Card sorts such as “Metaphor Making”and “Archetypes in Branding”each have supplemental descriptions. “My Career Story” provides a worksheet to complete. Candidates can practice the use of allusions by interpreting their career construction interview results. Students generate a personalized vocabulary and an improved ability to craft their narrative.
Other reflections aim to instill an ongoing reflexive practice to envision new possible selves. The self-dialogue based on DST, for example, synthesizes and constructs self-concept by flipping one’s perspective back on itself. There are many ways to do this work. For example, in their career writing course, which includes creative, expressive, and reflective writing, Reinekke Lengelle and Frans Meijers lay out several methods. Students learn an adaptive stance for the variety of interview questions they will encounter, helping them to improvise on the spot and learn that a good interview performance is their responsibility.

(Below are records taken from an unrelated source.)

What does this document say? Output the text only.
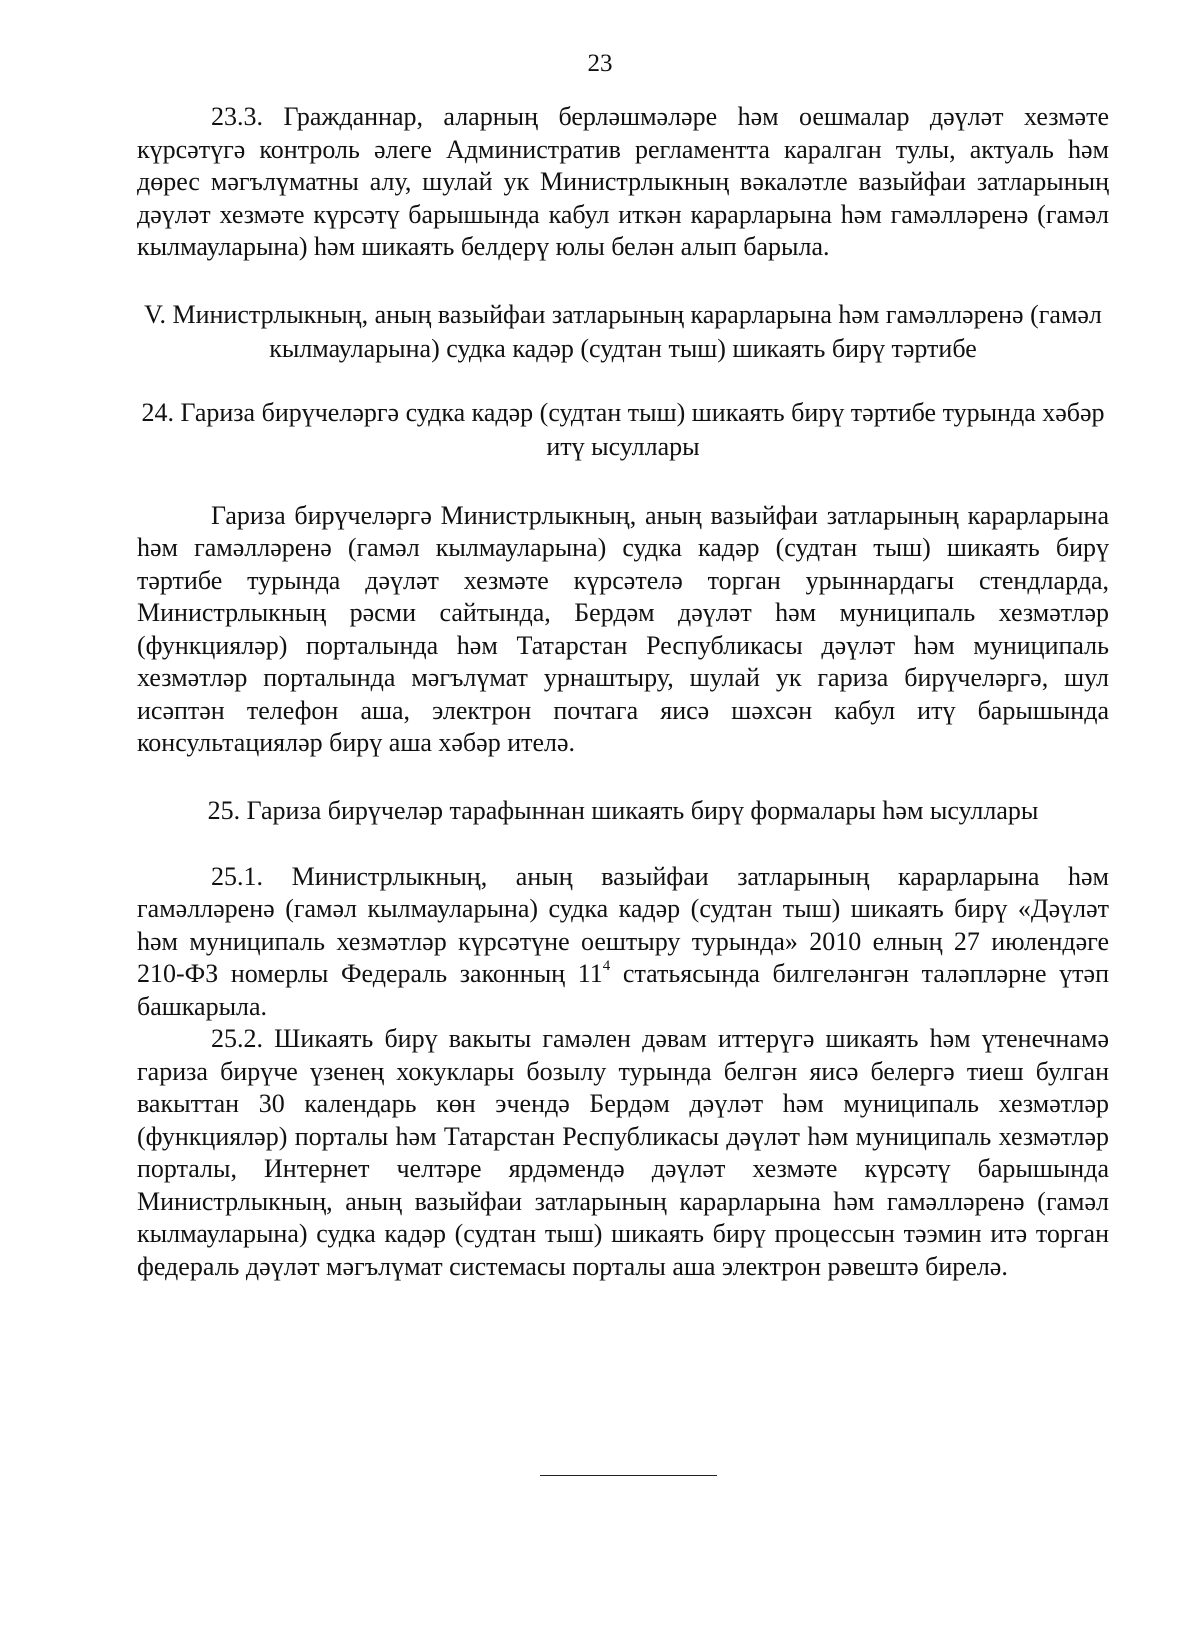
23

23.3. Гражданнар, аларның берләшмәләре һәм оешмалар дәүләт хезмәте күрсәтүгә контроль әлеге Административ регламентта каралган тулы, актуаль һәм дөрес мәгълүматны алу, шулай ук Министрлыкның вәкаләтле вазыйфаи затларының дәүләт хезмәте күрсәтү барышында кабул иткән карарларына һәм гамәлләренә (гамәл кылмауларына) һәм шикаять белдерү юлы белән алып барыла.

V. Министрлыкның, аның вазыйфаи затларының карарларына һәм гамәлләренә (гамәл кылмауларына) судка кадәр (судтан тыш) шикаять бирү тәртибе

24. Гариза бирүчеләргә судка кадәр (судтан тыш) шикаять бирү тәртибе турында хәбәр итү ысуллары

Гариза бирүчеләргә Министрлыкның, аның вазыйфаи затларының карарларына һәм гамәлләренә (гамәл кылмауларына) судка кадәр (судтан тыш) шикаять бирү тәртибе турында дәүләт хезмәте күрсәтелә торган урыннардагы стендларда, Министрлыкның рәсми сайтында, Бердәм дәүләт һәм муниципаль хезмәтләр (функцияләр) порталында һәм Татарстан Республикасы дәүләт һәм муниципаль хезмәтләр порталында мәгълүмат урнаштыру, шулай ук гариза бирүчеләргә, шул исәптән телефон аша, электрон почтага яисә шәхсән кабул итү барышында консультацияләр бирү аша хәбәр ителә.

25. Гариза бирүчеләр тарафыннан шикаять бирү формалары һәм ысуллары

25.1. Министрлыкның, аның вазыйфаи затларының карарларына һәм гамәлләренә (гамәл кылмауларына) судка кадәр (судтан тыш) шикаять бирү «Дәүләт һәм муниципаль хезмәтләр күрсәтүне оештыру турында» 2010 елның 27 июлендәге 210-ФЗ номерлы Федераль законның $11^4$ статьясында билгеләнгән таләпләрне үтәп башкарыла.

25.2. Шикаять бирү вакыты гамәлен дәвам иттерүгә шикаять һәм үтенечнамә гариза бирүче үзенең хокуклары бозылу турында белгән яисә белергә тиеш булган вакыттан 30 календарь көн эчендә Бердәм дәүләт һәм муниципаль хезмәтләр (функцияләр) порталы һәм Татарстан Республикасы дәүләт һәм муниципаль хезмәтләр порталы, Интернет челтәре ярдәмендә дәүләт хезмәте күрсәтү барышында Министрлыкның, аның вазыйфаи затларының карарларына һәм гамәлләренә (гамәл кылмауларына) судка кадәр (судтан тыш) шикаять бирү процессын тәэмин итә торган федераль дәүләт мәгълүмат системасы порталы аша электрон рәвештә бирелә.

Preparation Should Be a Central Goal
Just as with face-to-face interviews, adequate preparation in the S.T.A.R. format should be a central goal of candidates in AVIs. Crafting stories increases the number of details provided and the lexical diversity of responses. Career services professionals can help students prepare. Narrative and identity construction exercises are good tools for creating descriptive labels that constitute a personalized vocabulary. These words are likely to be authentic to an individual and, thus, be easier to recall while interviewing. DST and similar creative, expressive, and reflective practices enrich a candidate’s discourse. They help students formalize more dimensions of their experiences to add context to their narratives. Overall, a candidate who uses more emotional properties in their stories will likely increase their word variety, and it will be easier for them to recall their story when experiencing the time pressure that is common to most asynchronous interviews.
Texturizing their responses with these forms of self-knowledge supplements traditional preparation and may improve students’ interview scores.